세미나
Seminar
220404
Google Drive
원드라이브
Viscous Burgers’ equation
$$ u_{t} + u u_{x} = \mu u_{xx} $$
Let $\alpha := \mu dt / dx^{2}$.
$$ \begin{align*} & {{ u \left( t + dt, x \right) - u } \over { dt }} + u {{ u \left( t , x + dx \right) - u } \over { dx }} = \mu {{ u \left( t , x + dx \right) - 2 u + u \left( t , x - dx \right) } \over { dx^{2} }} \\ \implies & u \left( t + dt, x \right) - u + dt u {{ u \left( t , x + dx \right) - u } \over { dx }} = \alpha \left[ u \left( t , x + dx \right) - 2 u + u \left( t , x - dx \right) \right] \\ \implies & u \left( t + dt, x \right) = u - dt u {{ u \left( t , x + dx \right) - u } \over { dx }} + \alpha \left[ u \left( t , x + dx \right) - 2 u + u \left( t , x - dx \right) \right] \\ \implies & u \left( t + dt, x \right) = u \left[ 1 - dt {{ u \left( t , x + dx \right) - u } \over { dx }} \right] + \alpha \left[ u \left( t , x + dx \right) - 2 u + u \left( t , x - dx \right) \right] \\ \implies & u \left( t + dt, x \right) = u \left[ (1 - 2 \alpha ) - dt {{ u \left( t , x + dx \right) - u } \over { dx }} \right] + \alpha \left[ u \left( t , x + dx \right) + u \left( t , x - dx \right) \right] \end{align*} $$
Inviscid Burgers’ equation
$$ u_{t} + u u_{x} = 0 $$
$$ \begin{align*} & {{ u \left( t + dt, x \right) - u } \over { dt }} + u {{ u \left( t , x + dx \right) - u } \over { dx }} = 0 \\ \implies & u \left( t + dt, x \right) - u + dt u {{ u \left( t , x + dx \right) - u } \over { dx }} = 0 \\ \implies & u \left( t + dt, x \right) = u - dt u {{ u \left( t , x + dx \right) - u } \over { dx }} \\ \implies & u \left( t + dt, x \right) = u \left[ 1 - dt {{ u \left( t , x + dx \right) - u } \over { dx }} \right] \end{align*} $$
Heat equation
$$ u_{t} = \mu u_{xx} $$
Let $\alpha := \mu dt / dx^{2}$.
$$ \begin{align*} & {{ u \left( t + dt, x \right) - u } \over { dt }} = \mu {{ u \left( t , x + dx \right) - 2 u + u \left( t , x - dx \right) } \over { dx^{2} }} \\ \implies & u \left( t + dt, x \right) - u = \alpha \left[ u \left( t , x + dx \right) - 2 u + u \left( t , x - dx \right) \right] \\ \implies & u \left( t + dt, x \right) = u + \alpha \left[ u \left( t , x + dx \right) - 2 u + u \left( t , x - dx \right) \right] \\ \implies & u \left( t + dt, x \right) = (1 - 2 \alpha) u + \alpha \left[ u \left( t , x + dx \right) + u \left( t , x - dx \right) \right] \end{align*} $$
Independency of the terms
First we have to consider the updating rules as addition operattions.
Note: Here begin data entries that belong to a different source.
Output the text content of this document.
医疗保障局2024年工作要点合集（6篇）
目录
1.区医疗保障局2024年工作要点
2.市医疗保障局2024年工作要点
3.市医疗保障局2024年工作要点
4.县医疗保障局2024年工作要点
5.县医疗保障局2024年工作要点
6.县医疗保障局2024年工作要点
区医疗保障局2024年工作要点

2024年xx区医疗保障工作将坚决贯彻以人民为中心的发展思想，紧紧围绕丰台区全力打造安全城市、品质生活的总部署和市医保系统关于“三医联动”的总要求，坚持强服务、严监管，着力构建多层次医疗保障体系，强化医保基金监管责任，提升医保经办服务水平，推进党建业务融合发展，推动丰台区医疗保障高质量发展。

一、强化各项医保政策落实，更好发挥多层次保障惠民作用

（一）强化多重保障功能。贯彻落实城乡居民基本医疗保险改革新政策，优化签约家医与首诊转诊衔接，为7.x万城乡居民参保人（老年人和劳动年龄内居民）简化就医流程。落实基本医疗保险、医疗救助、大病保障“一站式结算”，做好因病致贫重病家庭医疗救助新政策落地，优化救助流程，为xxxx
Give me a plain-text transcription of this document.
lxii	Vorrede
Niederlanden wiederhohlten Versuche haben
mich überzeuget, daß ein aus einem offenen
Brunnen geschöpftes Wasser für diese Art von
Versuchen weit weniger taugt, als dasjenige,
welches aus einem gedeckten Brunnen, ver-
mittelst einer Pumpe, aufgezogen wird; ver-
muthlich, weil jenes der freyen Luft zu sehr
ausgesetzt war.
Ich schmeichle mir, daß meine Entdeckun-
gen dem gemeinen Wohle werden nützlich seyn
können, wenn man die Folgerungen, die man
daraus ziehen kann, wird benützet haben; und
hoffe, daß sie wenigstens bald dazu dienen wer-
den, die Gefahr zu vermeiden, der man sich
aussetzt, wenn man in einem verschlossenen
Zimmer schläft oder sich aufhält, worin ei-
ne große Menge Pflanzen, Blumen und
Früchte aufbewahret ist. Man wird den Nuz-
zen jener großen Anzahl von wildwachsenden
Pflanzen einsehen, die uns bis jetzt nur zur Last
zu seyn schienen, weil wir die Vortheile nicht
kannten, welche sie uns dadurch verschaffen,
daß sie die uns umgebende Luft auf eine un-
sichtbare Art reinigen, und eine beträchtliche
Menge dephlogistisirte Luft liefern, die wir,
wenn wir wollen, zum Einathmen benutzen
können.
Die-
For Inviscid Burgers’ equation $$ \begin{align*} u \left( t + dt, x \right) =& u + f \left( u \right) \\ :=& u - u dt {{ u \left( t , x + dx \right) - u } \over { dx }} \end{align*} $$ and for Heat equation $$ \begin{align*} u \left( t + dt, x \right) =& u + g \left( u \right) \\ :=& u + \alpha \left[ u \left( t , x + dx \right) - 2 u + u \left( t , x - dx \right) \right] \end{align*} $$ then for Viscous Burgers’ equation $$ \begin{align*} & u \left( t + dt, x \right) \\ =& u \left[ (1 - 2 \alpha ) - dt {{ u \left( t , x + dx \right) - u } \over { dx }} \right] + \alpha \left[ u \left( t , x + dx \right) + u \left( t , x - dx \right) \right] \\ =& u - 2 \alpha u - u dt {{ u \left( t , x + dx \right) - u } \over { dx }} + \alpha \left[ u \left( t , x + dx \right) + u \left( t , x - dx \right) \right] \\ =& u - 2 \alpha u + f(u) + \alpha \left[ u \left( t , x + dx \right) + u \left( t , x - dx \right) \right] \\ =& u + f(u) + \alpha \left[ u \left( t , x + dx \right) - 2 u + u \left( t , x - dx \right) \right] \\ =& u + f(u) + g(u) \end{align*} $$ In conclusion, $f(u)$ and $g(u)$ must be obtained independently hence we can not apply two updating rules sequentially.
Hyperbolic?
$$ u(t + dt , x) = u \left[ (1 - 2 \alpha ) - dt {{ u \left( t , x + dx \right) - u } \over { dx }} \right] + \cdots \\ \implies 2 \alpha + dt {{ u \left( t , x + dx \right) - u } \over { dx }} < 1 \\ \implies \alpha < {{ 1 } \over { 2 }} \left[ 1 - dt {{ u \left( t , x + dx \right) - u } \over { dx }} \right] $$